By default, Harbor limits the CPU usage of the Clair container to 150000 to avoid it using up all CPU resources. This is defined in the docker-compose.clair.yml file. You can modify this file based on your hardware configuration.

Troubleshooting

Harbor Doesn't Start or Functions Incorrectly

When Harbor does not function correctly, run the following commands to find out if all of Harbor's containers in UP status:

    $ sudo docker-compose ps
        Name                     Command               State                    Ports
  -----------------------------------------------------------------------------------------------------------------------------
  harbor-core         /harbor/start.sh                 Up
  harbor-db           /entrypoint.sh postgres          Up      5432/tcp
  harbor-jobservice   /harbor/start.sh                 Up
  harbor-log          /bin/sh -c /usr/local/bin/ ...   Up      127.0.0.1:1514->10514/tcp
  harbor-portal       nginx -g daemon off;             Up      80/tcp
  nginx               nginx -g daemon off;             Up      0.0.0.0:443->443/tcp, 0.0.0.0:4443->4443/tcp, 0.0.0.0:80->80/tcp
  redis               docker-entrypoint.sh redis ...   Up      6379/tcp
  registry            /entrypoint.sh /etc/regist ...   Up      5000/tcp
  registryctl         /harbor/start.sh                 Up

If a container is not in the Up state, check the log file for that container in /var/log/harbor. For example, if the harbor-core container is not running, look at the core.log log file.
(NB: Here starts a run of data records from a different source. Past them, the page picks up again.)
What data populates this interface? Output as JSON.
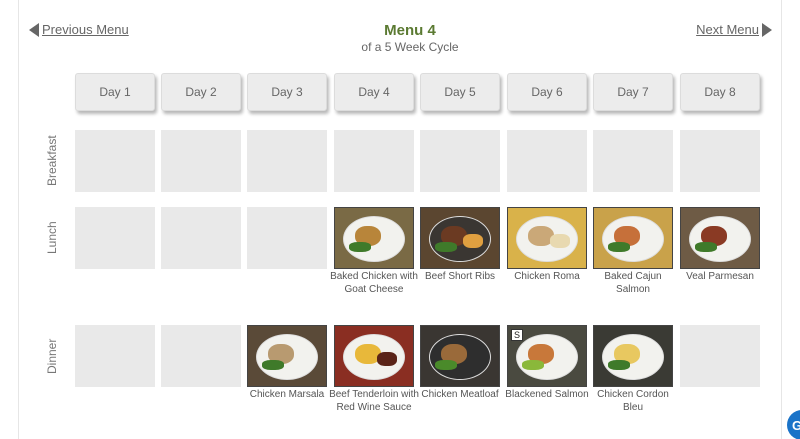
{
  "header": {
    "prev_label": "Previous Menu",
    "next_label": "Next Menu",
    "title": "Menu 4",
    "subtitle": "of a 5 Week Cycle"
  },
  "days": [
    "Day 1",
    "Day 2",
    "Day 3",
    "Day 4",
    "Day 5",
    "Day 6",
    "Day 7",
    "Day 8"
  ],
  "rows": {
    "breakfast": "Breakfast",
    "lunch": "Lunch",
    "dinner": "Dinner"
  },
  "lunch": [
    {
      "day": 4,
      "name": "Baked Chicken with Goat Cheese"
    },
    {
      "day": 5,
      "name": "Beef Short Ribs"
    },
    {
      "day": 6,
      "name": "Chicken Roma"
    },
    {
      "day": 7,
      "name": "Baked Cajun Salmon"
    },
    {
      "day": 8,
      "name": "Veal Parmesan"
    }
  ],
  "dinner": [
    {
      "day": 3,
      "name": "Chicken Marsala"
    },
    {
      "day": 4,
      "name": "Beef Tenderloin with Red Wine Sauce"
    },
    {
      "day": 5,
      "name": "Chicken Meatloaf"
    },
    {
      "day": 6,
      "name": "Blackened Salmon",
      "badge": "S"
    },
    {
      "day": 7,
      "name": "Chicken Cordon Bleu"
    }
  ],
  "chat": {
    "label": "G"
  },
  "colors": {
    "title_green": "#5b7a32",
    "empty_cell": "#e9e9e9",
    "chat_blue": "#1a73c8"
  }
}
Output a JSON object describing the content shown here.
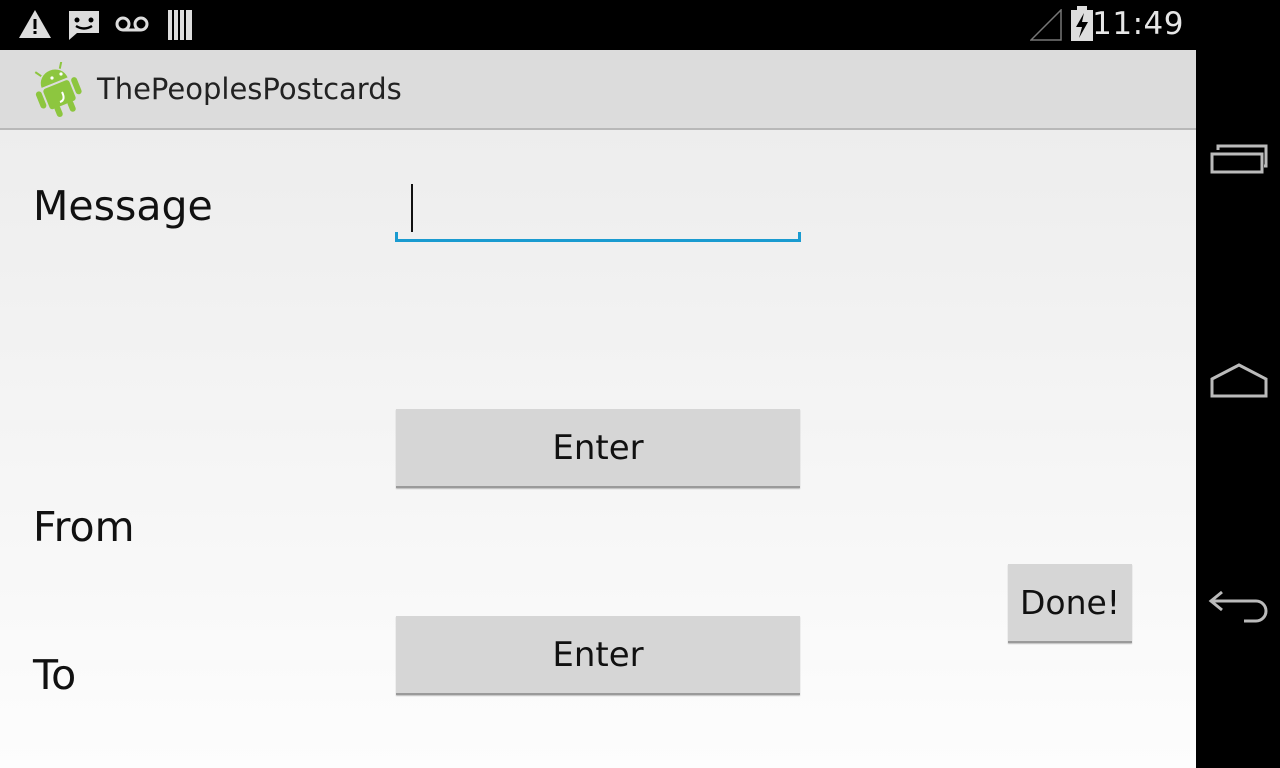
{
  "status_bar": {
    "icons": [
      "warning-icon",
      "sms-icon",
      "voicemail-icon",
      "storage-icon",
      "signal-icon",
      "battery-charging-icon"
    ],
    "clock": "11:49"
  },
  "action_bar": {
    "app_icon": "android-icon",
    "title": "ThePeoplesPostcards"
  },
  "form": {
    "message_label": "Message",
    "message_value": "",
    "from_label": "From",
    "to_label": "To",
    "enter_button_1": "Enter",
    "enter_button_2": "Enter",
    "done_button": "Done!",
    "accent_color": "#1a9bd0"
  },
  "nav_bar": {
    "icons": [
      "recent-apps-icon",
      "home-icon",
      "back-icon"
    ]
  }
}
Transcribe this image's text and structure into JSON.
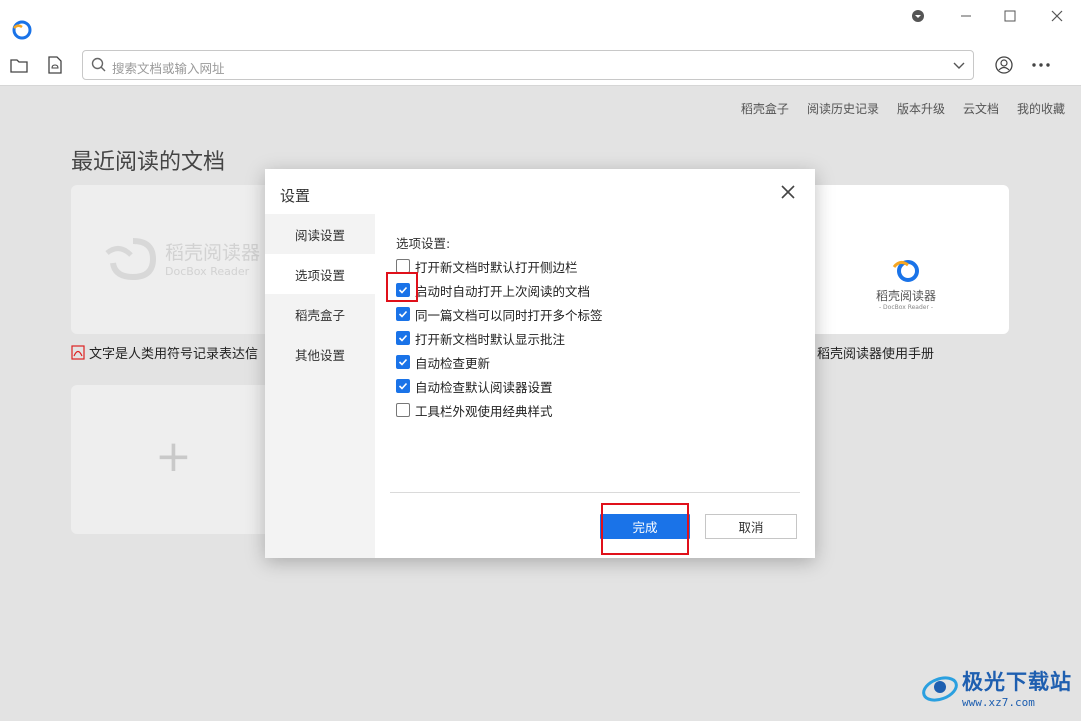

Using nginx or Load Balancing

When setting up Harbor behind an nginx proxy or elastic load balancing, look for the following line in common/config/nginx/nginx.conf and, if the proxy already has similar settings, remove it from the sections location /, location /v2/ and location /service/.

proxy_set_header X-Forwarded-Proto $scheme;

Then re-deploy Harbor per the instructions in "Managing Harbor Lifecycle.